JAKARTA: Membangun sistem transportasi yang benar-benar terintegrasi antarmoda dan antarwilayah merupakan hal penting dan prioritas.
Upaya ini menjadi dorongan utama untuk meningkatkan efisiensi logistik, mengurangi emisi karbon, serta mendorong pertumbuhan ekonomi nasional.
Hal tersebut disampaikan Direktur Jenderal Integrasi Transportasi dan Multimoda (Ditjen Intram) Kementerian Perhubungan, Risal Wasal, dalam ajang Indonesia Railway Conference 2025 yang digelar di JIExpo Kemayoran, Selasa, 29 Juli 2025.
Risal mengungkapkan bahwa Indonesia masih menghadapi berbagai tantangan di sektor transportasi, mulai dari kemacetan parah, tingginya biaya logistik, hingga dominasi transportasi berbasis jalan.
“Solusinya adalah membangun sistem transportasi yang benar-benar terintegrasi antarmoda dan antarwilayah,” ujarnya.
Ia menambahkan bahwa transportasi bukan semata persoalan infrastruktur, melainkan mencakup sistem dan pelayanan yang saling terhubung.
“Kita perlu mengubah cara pandang. Transportasi bukan hanya membangun jalan atau rel, tetapi bagaimana semua moda saling mendukung, tiket bisa diakses dalam satu sistem, dan pengguna berpindah moda tanpa hambatan. Inilah wajah transportasi modern yang sedang kita bangun,” tegasnya.
Dalam paparannya, Risal memaparkan bahwa tingginya penggunaan kendaraan pribadi, yakni 140 juta sepeda motor dan 20 juta mobil, menyebabkan kemacetan serta emisi karbon yang tinggi, terutama di kawasan perkotaan.
Di wilayah Jabodetabek saja, emisi karbon dari sektor transportasi mencapai 270 kilogram per hari, atau sekitar 79 persen dari total emisi kawasan tersebut.
Di sisi lain, biaya logistik Indonesia tercatat sebesar 14,29 persen dari Produk Domestik Bruto (PDB), jauh lebih tinggi dibandingkan dengan negara-negara ASEAN lainnya.
Kondisi ini diperburuk oleh rendahnya skor Logistics Performance Index Indonesia yang hanya mencapai 3,0, masih tertinggal dari Singapura (4,3), Malaysia (3,6), dan Vietnam (3,3).
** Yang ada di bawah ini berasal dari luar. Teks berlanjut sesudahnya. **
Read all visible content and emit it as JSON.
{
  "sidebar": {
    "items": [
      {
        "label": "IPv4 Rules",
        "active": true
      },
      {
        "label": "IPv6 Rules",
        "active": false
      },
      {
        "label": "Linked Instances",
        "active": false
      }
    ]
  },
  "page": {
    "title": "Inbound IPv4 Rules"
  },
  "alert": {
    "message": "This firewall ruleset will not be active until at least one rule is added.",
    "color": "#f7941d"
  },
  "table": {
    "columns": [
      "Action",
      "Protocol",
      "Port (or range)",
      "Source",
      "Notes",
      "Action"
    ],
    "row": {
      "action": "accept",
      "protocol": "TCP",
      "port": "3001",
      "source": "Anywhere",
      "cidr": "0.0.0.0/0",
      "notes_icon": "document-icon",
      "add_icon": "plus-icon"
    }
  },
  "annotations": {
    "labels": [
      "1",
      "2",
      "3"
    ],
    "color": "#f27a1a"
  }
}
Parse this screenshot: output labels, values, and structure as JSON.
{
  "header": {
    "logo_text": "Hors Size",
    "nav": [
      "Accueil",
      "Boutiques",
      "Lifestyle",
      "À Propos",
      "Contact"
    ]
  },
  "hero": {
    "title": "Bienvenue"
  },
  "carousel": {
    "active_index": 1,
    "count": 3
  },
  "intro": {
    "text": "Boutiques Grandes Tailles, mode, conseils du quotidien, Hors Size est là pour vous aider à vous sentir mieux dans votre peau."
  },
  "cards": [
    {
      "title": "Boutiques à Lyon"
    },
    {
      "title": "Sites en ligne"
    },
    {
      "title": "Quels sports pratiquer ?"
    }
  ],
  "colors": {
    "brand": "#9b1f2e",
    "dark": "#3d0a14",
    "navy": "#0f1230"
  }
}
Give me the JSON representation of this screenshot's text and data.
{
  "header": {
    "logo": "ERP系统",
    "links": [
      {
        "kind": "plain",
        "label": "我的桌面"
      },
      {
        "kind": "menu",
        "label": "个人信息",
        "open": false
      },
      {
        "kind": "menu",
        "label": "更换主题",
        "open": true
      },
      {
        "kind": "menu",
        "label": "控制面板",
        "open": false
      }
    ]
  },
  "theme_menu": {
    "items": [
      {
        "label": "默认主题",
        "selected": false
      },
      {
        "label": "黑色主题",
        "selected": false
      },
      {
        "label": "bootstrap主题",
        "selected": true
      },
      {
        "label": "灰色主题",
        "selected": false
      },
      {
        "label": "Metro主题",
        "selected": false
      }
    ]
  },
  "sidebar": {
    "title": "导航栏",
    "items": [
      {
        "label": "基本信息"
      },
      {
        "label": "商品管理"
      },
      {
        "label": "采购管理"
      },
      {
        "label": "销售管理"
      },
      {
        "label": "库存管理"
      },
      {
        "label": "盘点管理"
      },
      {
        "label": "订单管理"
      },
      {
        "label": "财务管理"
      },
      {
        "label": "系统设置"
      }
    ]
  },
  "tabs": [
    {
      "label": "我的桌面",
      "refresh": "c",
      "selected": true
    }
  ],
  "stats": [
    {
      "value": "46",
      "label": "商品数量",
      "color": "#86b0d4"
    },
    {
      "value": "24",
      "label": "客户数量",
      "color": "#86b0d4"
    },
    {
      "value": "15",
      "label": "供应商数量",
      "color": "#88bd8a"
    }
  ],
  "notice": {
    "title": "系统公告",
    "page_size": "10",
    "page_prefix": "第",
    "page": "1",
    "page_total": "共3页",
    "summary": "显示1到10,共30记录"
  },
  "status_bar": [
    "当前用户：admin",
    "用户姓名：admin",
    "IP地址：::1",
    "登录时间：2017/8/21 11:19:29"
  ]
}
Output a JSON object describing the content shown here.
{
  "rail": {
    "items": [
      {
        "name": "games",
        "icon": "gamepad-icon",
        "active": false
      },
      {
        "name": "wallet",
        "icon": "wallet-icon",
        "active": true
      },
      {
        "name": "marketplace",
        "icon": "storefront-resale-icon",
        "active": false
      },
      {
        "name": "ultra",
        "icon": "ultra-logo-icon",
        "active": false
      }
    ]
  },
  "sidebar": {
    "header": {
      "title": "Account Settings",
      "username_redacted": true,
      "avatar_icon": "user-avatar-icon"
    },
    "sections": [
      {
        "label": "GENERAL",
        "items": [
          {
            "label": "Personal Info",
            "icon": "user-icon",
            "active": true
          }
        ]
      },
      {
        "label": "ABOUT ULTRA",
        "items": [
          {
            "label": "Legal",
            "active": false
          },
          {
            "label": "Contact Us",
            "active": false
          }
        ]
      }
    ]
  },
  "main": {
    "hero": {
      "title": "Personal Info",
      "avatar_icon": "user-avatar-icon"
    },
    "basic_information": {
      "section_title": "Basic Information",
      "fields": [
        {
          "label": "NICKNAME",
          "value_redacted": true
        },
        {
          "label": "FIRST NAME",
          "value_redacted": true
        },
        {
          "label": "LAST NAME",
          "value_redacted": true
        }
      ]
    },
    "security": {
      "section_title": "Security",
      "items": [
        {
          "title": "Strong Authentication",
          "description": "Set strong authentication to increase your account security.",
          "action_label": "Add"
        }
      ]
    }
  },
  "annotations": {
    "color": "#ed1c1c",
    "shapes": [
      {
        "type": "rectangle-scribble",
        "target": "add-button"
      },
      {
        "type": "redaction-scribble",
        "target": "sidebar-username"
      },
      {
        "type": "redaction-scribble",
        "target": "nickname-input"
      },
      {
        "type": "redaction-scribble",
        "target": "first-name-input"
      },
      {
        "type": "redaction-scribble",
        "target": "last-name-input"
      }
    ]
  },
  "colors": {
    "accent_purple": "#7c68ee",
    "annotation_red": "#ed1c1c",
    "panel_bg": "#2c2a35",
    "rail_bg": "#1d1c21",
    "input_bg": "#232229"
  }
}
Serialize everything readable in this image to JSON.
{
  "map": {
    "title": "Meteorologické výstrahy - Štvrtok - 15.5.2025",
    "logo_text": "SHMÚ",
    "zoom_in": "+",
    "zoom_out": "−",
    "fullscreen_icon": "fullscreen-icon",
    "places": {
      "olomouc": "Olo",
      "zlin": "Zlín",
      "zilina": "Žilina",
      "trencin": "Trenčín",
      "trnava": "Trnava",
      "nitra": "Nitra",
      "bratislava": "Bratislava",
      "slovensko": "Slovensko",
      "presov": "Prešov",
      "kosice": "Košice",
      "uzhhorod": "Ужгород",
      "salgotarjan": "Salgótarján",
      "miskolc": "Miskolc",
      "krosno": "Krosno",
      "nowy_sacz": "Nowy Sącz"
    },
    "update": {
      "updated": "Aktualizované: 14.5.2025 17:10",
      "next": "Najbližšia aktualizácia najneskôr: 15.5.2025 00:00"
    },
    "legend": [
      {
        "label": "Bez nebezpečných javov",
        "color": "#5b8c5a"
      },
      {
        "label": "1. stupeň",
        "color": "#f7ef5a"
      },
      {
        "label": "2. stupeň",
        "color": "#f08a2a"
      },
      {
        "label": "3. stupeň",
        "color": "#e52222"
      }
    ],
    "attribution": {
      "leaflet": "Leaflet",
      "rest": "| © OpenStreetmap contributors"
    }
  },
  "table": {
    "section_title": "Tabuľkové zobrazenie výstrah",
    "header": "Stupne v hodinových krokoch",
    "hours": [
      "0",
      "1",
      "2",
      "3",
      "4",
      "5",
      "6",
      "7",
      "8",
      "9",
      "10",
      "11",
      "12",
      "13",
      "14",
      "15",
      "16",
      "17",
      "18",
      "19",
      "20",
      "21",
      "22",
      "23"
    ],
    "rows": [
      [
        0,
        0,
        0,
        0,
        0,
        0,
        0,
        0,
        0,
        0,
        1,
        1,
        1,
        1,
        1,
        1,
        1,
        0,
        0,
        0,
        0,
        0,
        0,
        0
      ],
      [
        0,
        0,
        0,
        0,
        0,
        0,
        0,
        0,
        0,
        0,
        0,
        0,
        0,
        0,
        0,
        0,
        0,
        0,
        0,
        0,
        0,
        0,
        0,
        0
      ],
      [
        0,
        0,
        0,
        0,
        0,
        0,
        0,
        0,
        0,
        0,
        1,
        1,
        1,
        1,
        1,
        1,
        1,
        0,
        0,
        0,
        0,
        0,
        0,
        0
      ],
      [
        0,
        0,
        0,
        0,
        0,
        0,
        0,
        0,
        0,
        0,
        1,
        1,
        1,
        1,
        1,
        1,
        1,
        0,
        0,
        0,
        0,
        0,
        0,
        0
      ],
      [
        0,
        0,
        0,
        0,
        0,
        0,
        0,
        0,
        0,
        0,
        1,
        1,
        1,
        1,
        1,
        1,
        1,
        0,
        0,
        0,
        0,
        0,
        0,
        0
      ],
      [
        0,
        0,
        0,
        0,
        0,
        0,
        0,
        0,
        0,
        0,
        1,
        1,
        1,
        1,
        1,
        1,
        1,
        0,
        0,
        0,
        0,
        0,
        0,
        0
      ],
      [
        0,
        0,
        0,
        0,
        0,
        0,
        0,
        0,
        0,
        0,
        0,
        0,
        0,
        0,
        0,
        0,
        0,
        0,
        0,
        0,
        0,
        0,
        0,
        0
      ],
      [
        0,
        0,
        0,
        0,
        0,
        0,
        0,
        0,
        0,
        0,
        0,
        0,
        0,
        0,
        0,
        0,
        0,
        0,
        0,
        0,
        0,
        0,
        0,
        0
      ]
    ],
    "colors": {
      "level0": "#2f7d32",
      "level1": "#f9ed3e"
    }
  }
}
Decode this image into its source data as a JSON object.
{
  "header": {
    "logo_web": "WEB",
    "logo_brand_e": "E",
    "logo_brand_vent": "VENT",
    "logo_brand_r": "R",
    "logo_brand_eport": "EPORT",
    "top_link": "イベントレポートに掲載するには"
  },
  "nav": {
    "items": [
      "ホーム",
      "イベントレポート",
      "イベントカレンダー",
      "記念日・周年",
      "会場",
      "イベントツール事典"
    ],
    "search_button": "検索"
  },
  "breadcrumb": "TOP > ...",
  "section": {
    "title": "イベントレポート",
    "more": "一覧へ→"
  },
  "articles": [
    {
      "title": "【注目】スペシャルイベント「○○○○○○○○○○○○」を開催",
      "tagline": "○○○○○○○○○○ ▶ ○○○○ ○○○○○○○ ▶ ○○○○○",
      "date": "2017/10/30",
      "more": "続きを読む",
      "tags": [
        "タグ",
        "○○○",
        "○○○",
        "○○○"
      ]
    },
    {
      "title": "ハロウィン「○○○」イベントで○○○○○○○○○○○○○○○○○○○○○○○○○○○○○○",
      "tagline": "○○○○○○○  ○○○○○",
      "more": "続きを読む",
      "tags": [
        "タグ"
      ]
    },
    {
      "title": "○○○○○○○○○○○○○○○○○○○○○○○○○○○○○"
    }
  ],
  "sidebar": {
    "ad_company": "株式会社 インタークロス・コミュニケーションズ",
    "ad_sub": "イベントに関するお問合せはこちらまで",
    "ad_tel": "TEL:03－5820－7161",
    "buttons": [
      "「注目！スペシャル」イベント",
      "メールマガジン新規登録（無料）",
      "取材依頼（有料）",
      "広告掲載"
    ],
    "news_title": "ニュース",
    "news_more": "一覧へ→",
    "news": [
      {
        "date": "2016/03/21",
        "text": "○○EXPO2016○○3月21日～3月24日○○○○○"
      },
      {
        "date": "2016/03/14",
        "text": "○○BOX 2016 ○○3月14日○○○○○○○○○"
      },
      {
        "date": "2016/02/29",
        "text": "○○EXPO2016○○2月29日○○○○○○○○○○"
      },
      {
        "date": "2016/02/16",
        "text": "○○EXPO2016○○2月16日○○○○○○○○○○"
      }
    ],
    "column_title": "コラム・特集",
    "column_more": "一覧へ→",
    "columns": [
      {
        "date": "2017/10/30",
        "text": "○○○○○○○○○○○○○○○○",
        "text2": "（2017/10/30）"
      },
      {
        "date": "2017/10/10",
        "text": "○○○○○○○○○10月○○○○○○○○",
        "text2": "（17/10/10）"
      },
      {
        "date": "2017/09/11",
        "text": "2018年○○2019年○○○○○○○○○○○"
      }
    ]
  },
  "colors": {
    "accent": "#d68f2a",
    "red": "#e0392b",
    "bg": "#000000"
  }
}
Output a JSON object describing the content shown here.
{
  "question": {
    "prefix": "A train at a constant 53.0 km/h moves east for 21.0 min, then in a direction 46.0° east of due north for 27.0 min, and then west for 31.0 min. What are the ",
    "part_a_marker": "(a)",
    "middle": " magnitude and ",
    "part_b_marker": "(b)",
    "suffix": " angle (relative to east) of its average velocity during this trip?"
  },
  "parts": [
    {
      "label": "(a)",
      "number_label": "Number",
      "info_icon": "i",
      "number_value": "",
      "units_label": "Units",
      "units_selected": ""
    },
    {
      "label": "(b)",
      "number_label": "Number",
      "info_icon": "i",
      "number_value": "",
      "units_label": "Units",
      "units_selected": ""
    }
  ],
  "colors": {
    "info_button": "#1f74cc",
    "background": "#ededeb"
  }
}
Risal menegaskan bahwa integrasi infrastruktur dan layanan transportasi antarmoda harus menjadi prioritas nasional.
“Transportasi yang terhubung dan efisien bukan hanya memudahkan mobilitas masyarakat, tetapi juga berdampak langsung pada produktivitas, pemerataan pembangunan, dan daya saing logistik nasional,” tambahnya.
Beberapa contoh nyata keberhasilan integrasi yang telah diterapkan antara lain kawasan Transit Oriented Development (TOD) Dukuh Atas dan Stasiun Halim KCJB, yang menghubungkan kereta cepat, LRT, TransJakarta, layanan taksi daring, serta jalur pejalan kaki.
Di Dukuh Atas, lanjut Risal, integrasi ini bahkan telah meningkatkan nilai properti hingga 50 persen dan menghidupkan kembali kawasan bisnis setempat.
Sebagai langkah strategis, Ditjen Intram telah menyusun roadmap integrasi antarmoda dan multimoda 2025-2029. Rencana ini mencakup pengembangan simpul-simpul transportasi, seperti pelabuhan, stasiun, terminal, bandara, serta kawasan strategis nasional di seluruh wilayah Indonesia, dari Sumatera hingga Papua.
Ke depan, Ditjen Intram juga mendorong penerapan konsep Mobility as a Service (MaaS), yakni sistem mobilitas digital yang mengintegrasikan berbagai moda transportasi dalam satu platform layanan.
“Konsep MaaS memungkinkan masyarakat berpindah moda dengan mudah dan efisien, sehingga mereka tidak lagi tergantung pada kendaraan pribadi,” jelasnya.
Menutup paparannya, Risal mengajak seluruh pemangku kepentingan, baik pemerintah pusat dan daerah, operator transportasi, pelaku usaha, maupun masyarakat, untuk bersinergi mewujudkan ekosistem transportasi yang terintegrasi, berkelanjutan, dan inklusif.
“Transportasi terintegrasi bukan hanya soal konektivitas, tetapi tentang menghadirkan keadilan mobilitas bagi seluruh warga Indonesia,” pungkasnya.